In general, email mining collects keywords and categorizes them by sentiment to be harvested, measured, and compared.
Mining is highly beneficial as it can:
Protect Your Brand Reputation and Detect Issues
If customers repeatedly respond and highlight the same issues, it could damage your brand if you don't address them. Mail mining uncovers underlying organizational problems you might not even be aware of.
Gain Marketing Insight
You can establish what customers think about your brand, service, or products and adjust your offering to meet their needs.
Track Trends
Identifying customer issues and sentiment isn't enough. You have to measure whether sentiment is improving over time, too.
Mining enables you to track your progress against your goals.
Understanding Customers: Why Do They Say The Things They Say?
Text is an excellent communication cue, but not everyone has the vocabulary to convey their point accurately in written form.
More advanced sentiment analysis provides insight into what customers are trying to say, not just what they are saying.
Let's say you are receiving a lot of messages from customers complaining about your checkout and payment options:
- Let's say you are receiving a lot of messages from customers complaining about your checkout and payment options:
- Fix your checkout!
- Your checkout process is useless.
- I tried to check out my shopping cart, but the whole site timed out after I entered my credit card information.
You don't need advanced sentiment analysis to know that all three customers are unhappy. That said, in the last example, you also understand the actual reason they're unsatisfied with your services.
What can you do now?
You can establish whether this is a regular occurrence or a once-off glitch and make improvements via additional analysis.
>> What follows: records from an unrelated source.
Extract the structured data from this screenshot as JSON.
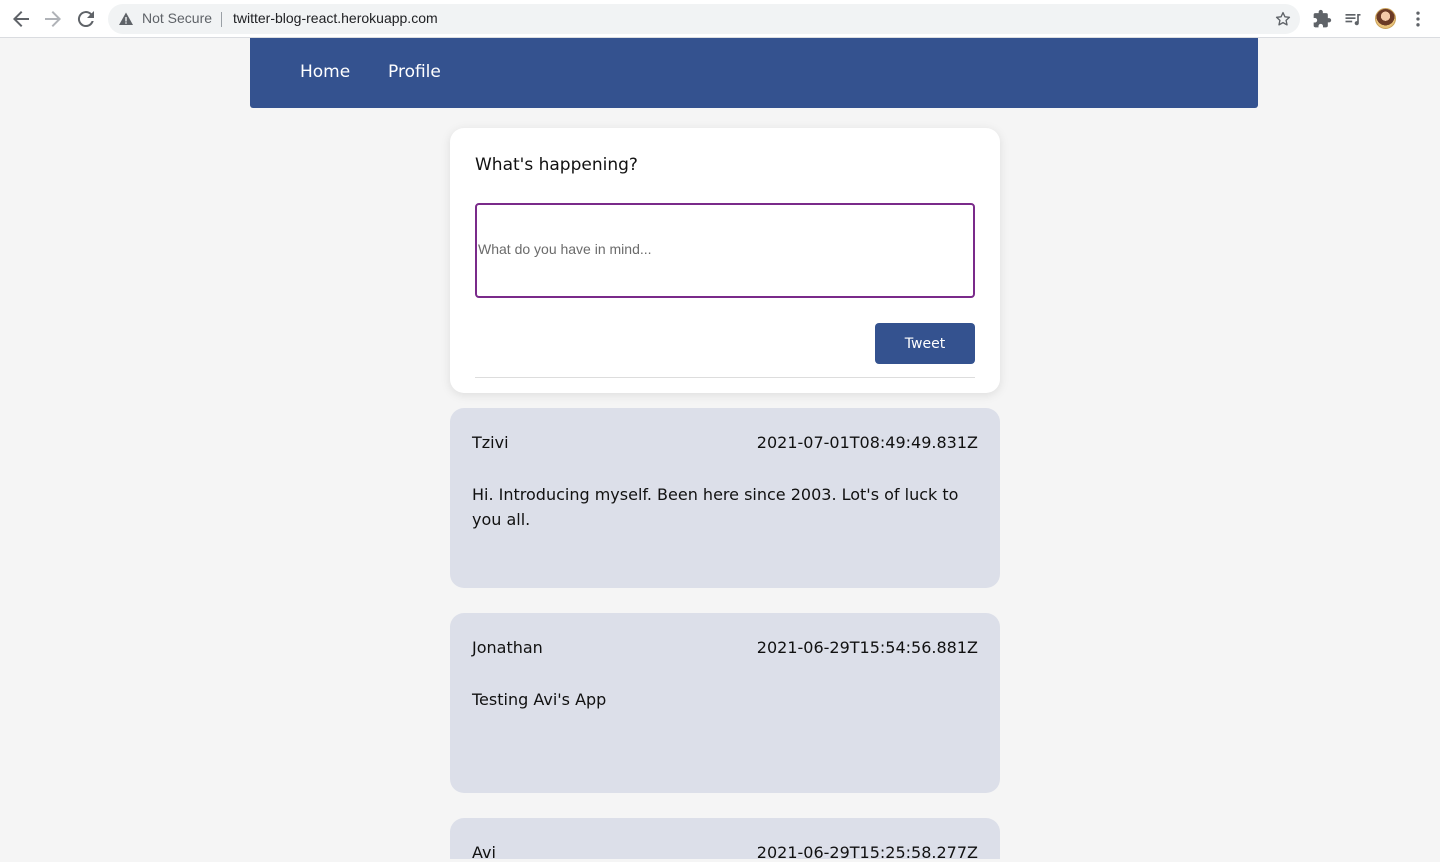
{
  "browser": {
    "security_label": "Not Secure",
    "url": "twitter-blog-react.herokuapp.com"
  },
  "nav": {
    "home": "Home",
    "profile": "Profile"
  },
  "compose": {
    "heading": "What's happening?",
    "placeholder": "What do you have in mind...",
    "value": "",
    "submit_label": "Tweet"
  },
  "posts": [
    {
      "author": "Tzivi",
      "timestamp": "2021-07-01T08:49:49.831Z",
      "text": "Hi. Introducing myself. Been here since 2003. Lot's of luck to you all."
    },
    {
      "author": "Jonathan",
      "timestamp": "2021-06-29T15:54:56.881Z",
      "text": "Testing Avi's App"
    },
    {
      "author": "Avi",
      "timestamp": "2021-06-29T15:25:58.277Z",
      "text": ""
    }
  ],
  "colors": {
    "brand": "#34528f",
    "post_background": "#dcdfe9",
    "input_border": "#7a2a8a",
    "page_background": "#f5f5f5"
  }
}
How to Apply Sentiment Analysis
There are numerous reasons why you should use sentiment analysis:
Improving Customer Support
Sometimes you need to dig a little deeper to understand why customers are unhappy or what they require from you. Mail mining can reveal what customers are really thinking, identify detractors and assist you with reducing business churn.
Brand Monitoring
Knowing what customers think about your brand can go a long way towards improving your sales. It's not enough to craft marketing messages; Companies have to listen to the responses to their campaigns to make genuine improvements.
Tracking Employee Feedback
Your employees are your brand ambassadors, sure.
But are they good ambassadors?
Running regular surveys and mining the underlying sentiment of open-ended responses goes a long way to improving employee sentiment, which cascades down and enhances customer satisfaction.
Monitoring Competitors
When your customers say you're more expensive, or less impressive, or even less advanced than competitors, who are they comparing you to?
Knowing which competitors are frequently mentioned by prospective consumers and what services they offer helps you improve your offerings, make your customers happier, and, in the end, increase sales.
Conclusion
Open-end responses are valuable tools, but they're not the only ones you should be using if you want better insights into what your customers think of you and your products.
Sentiment analysis can help you create sales messages that resonate and convert immensely.